-
Notifications
You must be signed in to change notification settings - Fork 513
Multistream rendering and instancing
In this lesson we learn how to use multistream rendering to implement GPU instancing.
For these tutorial lessons, we've been providing a single stream of vertex data to the input assembler. Generally the most efficient rendering is a single vertex buffer with a stride of 16, 32, or 64 bytes, but there are times when arranging the vertex data in such a layout is expensive.

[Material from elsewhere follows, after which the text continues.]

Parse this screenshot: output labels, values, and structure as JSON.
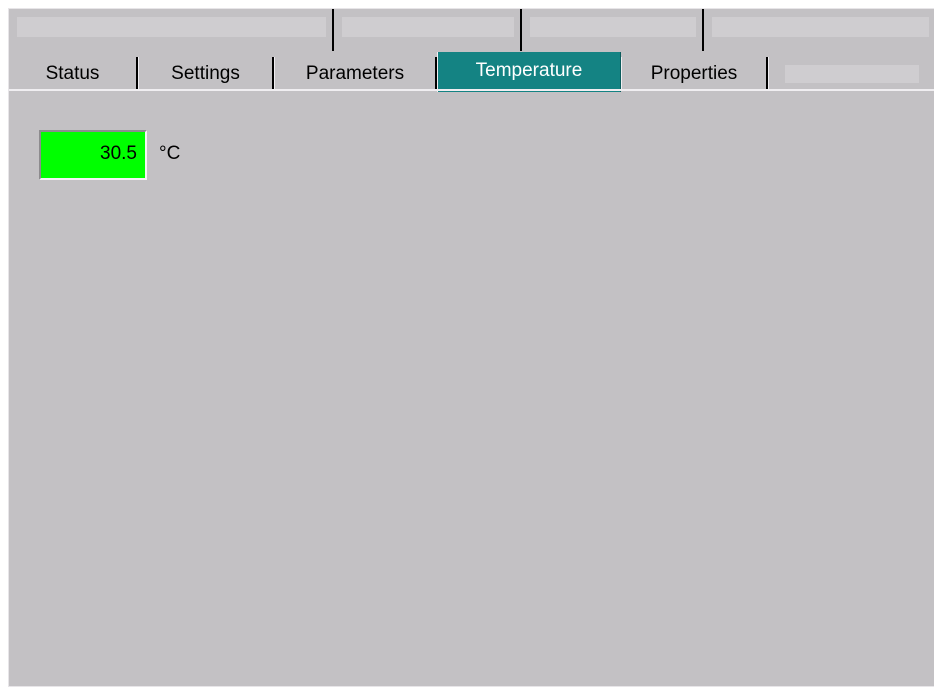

The Direct3D Input Assembler can therefore pull vertex information from up to 16 (or 32 with Hardware Feature Level 11 or better) vertex buffers. This provides a lot of freedom in managing your vertex buffers.

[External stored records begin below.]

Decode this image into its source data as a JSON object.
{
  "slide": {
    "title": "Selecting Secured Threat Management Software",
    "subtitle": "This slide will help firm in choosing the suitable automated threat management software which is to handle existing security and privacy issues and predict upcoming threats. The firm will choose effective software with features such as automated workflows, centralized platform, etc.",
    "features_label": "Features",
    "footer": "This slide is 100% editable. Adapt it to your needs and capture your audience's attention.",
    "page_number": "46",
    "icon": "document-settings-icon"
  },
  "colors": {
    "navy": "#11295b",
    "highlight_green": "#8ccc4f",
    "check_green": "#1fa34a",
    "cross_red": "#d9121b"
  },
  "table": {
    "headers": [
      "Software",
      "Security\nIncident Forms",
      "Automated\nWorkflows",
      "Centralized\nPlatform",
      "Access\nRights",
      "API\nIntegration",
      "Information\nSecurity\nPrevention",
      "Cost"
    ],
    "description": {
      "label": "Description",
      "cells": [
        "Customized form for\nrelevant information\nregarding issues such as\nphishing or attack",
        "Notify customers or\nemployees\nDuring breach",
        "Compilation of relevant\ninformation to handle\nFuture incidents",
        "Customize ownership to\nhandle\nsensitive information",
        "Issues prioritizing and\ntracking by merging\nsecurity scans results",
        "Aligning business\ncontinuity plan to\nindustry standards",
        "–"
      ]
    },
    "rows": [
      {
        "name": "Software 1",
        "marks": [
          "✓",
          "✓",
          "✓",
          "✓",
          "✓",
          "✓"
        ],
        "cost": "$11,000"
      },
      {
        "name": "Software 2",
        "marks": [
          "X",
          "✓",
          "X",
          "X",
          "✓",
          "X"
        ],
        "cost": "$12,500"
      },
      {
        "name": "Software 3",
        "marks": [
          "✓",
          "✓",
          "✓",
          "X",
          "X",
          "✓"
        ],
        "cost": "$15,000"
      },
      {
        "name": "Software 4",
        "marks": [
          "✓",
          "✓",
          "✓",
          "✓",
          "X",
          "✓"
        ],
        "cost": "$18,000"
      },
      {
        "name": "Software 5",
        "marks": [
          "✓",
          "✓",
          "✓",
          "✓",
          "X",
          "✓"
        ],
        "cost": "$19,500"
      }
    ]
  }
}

For example, if we return to a case from Simple rendering, here is the 'stock' vertex input layout for VertexPositionNormalTexture
:
const D3D11_INPUT_ELEMENT_DESC c_InputElements[] =
{
{ "SV_Position", 0, DXGI_FORMAT_R32G32B32_FLOAT, 0, D3D11_APPEND_ALIGNED_ELEMENT, D3D11_INPUT_PER_VERTEX_DATA, 0 },
{ "NORMAL", 0, DXGI_FORMAT_R32G32B32_FLOAT, 0, D3D11_APPEND_ALIGNED_ELEMENT, D3D11_INPUT_PER_VERTEX_DATA, 0 },
{ "TEXCOORD", 0, DXGI_FORMAT_R32G32_FLOAT, 0, D3D11_APPEND_ALIGNED_ELEMENT, D3D11_INPUT_PER_VERTEX_DATA, 0 },
};
This describes a single vertex stream with three elements. We could instead arrange this into three VBs as follows:
// Position in VB#0, NORMAL in VB#1, TEXCOORD in VB#2
const D3D11_INPUT_ELEMENT_DESC c_InputElements[] =
{
{ "SV_Position", 0, DXGI_FORMAT_R32G32B32_FLOAT, 0, D3D11_APPEND_ALIGNED_ELEMENT, D3D11_INPUT_PER_VERTEX_DATA, 0 },
{ "NORMAL", 0, DXGI_FORMAT_R32G32B32_FLOAT, 1, D3D11_APPEND_ALIGNED_ELEMENT, D3D11_INPUT_PER_VERTEX_DATA, 0 },
{ "TEXCOORD", 0, DXGI_FORMAT_R32G32_FLOAT, 2, D3D11_APPEND_ALIGNED_ELEMENT, D3D11_INPUT_PER_VERTEX_DATA, 0 },
};
To render, we'd need to create an InputLayout object using this with our vertex shader, and then bind the vertex buffers to each slot:
ID3D11Buffer* vbs[3] = { m_positionVB.Get(), m_normalVB.Get(), m_texcoordVB.Get() };
UINT strides[3] = { sizeof(float) * 3, sizeof(float) * 3, sizeof(float) * 2 };
UINT offsets[3] = {};
context->IASetVertexBuffers(0, 3, vbs, strides, offsets);
Note if we are using DrawIndexed
, then the same index value is used to retrieve the 'ith' element from each vertex buffer (i.e. there is only one index per vertex, and all VBs must be at least as long as the highest index value).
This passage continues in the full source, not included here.